American Citizens Abroad, Inc. (ACA) and American Citizens Abroad Global Foundation (ACAGF) today announced that a detailed analysis of an approach to residency-based taxation (RBT) prepared for ACA has concluded that RBT can be made revenue neutral, that is, it need not cost the Treasury anything in the way it lost revenues.
“While we have thought for some time that this would be the case, we are very pleased to have this confirmed,” said Marylouise Serrato, Executive Director, ACA.
The analysis was prepared by District Economics Group (DEG), a Washington, DC-based economic consulting group, and crowd-funded by ACAGF. Work began in late May 2017 and was completed last weekend. DEG constructed a baseline picture of publicly available data and then analysed the revenue effects of a middle-of-the-road, “vanilla” approach to RBT.

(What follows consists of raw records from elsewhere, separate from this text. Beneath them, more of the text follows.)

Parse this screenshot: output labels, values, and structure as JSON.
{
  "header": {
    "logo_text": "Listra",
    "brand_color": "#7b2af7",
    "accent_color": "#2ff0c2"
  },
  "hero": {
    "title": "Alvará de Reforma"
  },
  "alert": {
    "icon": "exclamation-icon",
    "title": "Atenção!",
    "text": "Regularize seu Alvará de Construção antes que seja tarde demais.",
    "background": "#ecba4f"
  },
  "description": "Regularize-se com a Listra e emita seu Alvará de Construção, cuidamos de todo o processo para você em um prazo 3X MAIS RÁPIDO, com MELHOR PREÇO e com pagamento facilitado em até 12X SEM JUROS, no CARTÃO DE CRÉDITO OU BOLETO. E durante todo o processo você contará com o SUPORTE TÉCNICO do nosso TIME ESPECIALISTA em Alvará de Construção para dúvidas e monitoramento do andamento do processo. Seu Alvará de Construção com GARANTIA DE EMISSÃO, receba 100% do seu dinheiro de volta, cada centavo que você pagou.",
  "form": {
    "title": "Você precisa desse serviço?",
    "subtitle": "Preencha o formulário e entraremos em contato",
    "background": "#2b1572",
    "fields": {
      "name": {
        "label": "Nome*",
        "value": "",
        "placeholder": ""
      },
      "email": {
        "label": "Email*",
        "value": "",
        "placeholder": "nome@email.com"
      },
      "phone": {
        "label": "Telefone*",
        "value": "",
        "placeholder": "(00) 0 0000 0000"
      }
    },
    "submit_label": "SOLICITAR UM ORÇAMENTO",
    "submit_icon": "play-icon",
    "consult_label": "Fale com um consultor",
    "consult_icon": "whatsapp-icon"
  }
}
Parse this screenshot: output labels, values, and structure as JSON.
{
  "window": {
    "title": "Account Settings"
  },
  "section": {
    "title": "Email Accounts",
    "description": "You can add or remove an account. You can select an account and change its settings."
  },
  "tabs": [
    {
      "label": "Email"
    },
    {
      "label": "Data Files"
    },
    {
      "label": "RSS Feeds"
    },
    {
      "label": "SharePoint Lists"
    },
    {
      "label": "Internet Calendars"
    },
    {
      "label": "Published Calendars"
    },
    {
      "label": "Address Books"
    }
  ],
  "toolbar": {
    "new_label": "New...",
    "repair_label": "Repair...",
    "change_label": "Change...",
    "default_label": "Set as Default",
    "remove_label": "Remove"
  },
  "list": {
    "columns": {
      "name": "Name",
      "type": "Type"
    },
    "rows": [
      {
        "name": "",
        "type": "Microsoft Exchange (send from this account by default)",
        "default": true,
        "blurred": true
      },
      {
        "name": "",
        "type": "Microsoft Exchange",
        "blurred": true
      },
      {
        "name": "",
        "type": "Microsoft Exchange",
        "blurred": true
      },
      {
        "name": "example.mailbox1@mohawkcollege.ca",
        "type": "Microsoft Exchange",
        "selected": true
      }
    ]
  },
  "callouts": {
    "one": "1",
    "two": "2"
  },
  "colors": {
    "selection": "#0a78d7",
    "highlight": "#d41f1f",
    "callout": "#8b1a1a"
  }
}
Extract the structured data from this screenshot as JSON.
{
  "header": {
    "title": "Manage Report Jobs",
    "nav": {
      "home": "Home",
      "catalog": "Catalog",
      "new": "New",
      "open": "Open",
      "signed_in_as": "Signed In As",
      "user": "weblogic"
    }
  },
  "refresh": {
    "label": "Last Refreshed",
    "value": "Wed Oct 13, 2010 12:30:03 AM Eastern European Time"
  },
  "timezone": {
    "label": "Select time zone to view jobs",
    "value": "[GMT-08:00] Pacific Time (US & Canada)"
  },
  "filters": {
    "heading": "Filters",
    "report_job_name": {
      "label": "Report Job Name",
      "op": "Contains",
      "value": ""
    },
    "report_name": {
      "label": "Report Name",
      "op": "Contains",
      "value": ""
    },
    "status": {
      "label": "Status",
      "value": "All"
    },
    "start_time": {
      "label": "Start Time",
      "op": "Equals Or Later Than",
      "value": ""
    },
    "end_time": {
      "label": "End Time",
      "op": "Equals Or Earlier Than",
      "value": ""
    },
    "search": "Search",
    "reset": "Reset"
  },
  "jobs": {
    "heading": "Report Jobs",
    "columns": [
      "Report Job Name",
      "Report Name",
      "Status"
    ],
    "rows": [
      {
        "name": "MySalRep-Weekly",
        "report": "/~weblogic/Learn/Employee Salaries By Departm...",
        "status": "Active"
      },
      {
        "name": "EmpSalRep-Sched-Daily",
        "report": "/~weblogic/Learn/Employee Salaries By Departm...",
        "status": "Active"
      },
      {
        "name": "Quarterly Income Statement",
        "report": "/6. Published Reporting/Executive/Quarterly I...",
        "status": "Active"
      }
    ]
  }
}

The baseline in several respects is unique, principally because not only does it draw upon previously unavailable information, but it also contains several newly developed data pieces. This significantly advances the analysis of the taxation of Americans overseas.
With RBT, qualified U.S. citizens resident overseas would no longer be subject to U.S. taxation on foreign income. Instead, they would be taxed in much the same way as non-resident foreign individuals. In doing so, the U.S. would follow the same approach as all other countries, with the exception of Eritrea.
The DEG study estimates that a revenue neutral budget score for RBT can be arrived at within the 10-year congressional budget window of 2018 through 2027.
“The analysis of the ACA ‘vanilla’ approach yields a great deal of information about the sensitivities of revenue costs and distributional effects of the various working parts of a RBT proposal. This should prove invaluable for decision-makers,” Charles Bruce, Chairman, ACA Global Foundation. ACA looks forward to presenting, with DEG, these findings to the Joint Committee on Taxation staff and other interested parties on Capitol Hill and at Treasury Department.
“A number of important decision-makers in Congress and the Administration have expressed a desire to address the longstanding problems of the taxation of Americans abroad, at the same time they change the corporate international tax rules, towards territoriality. RBT, intelligently drafted, is now the front-running answer,” said Marylouise Serrato.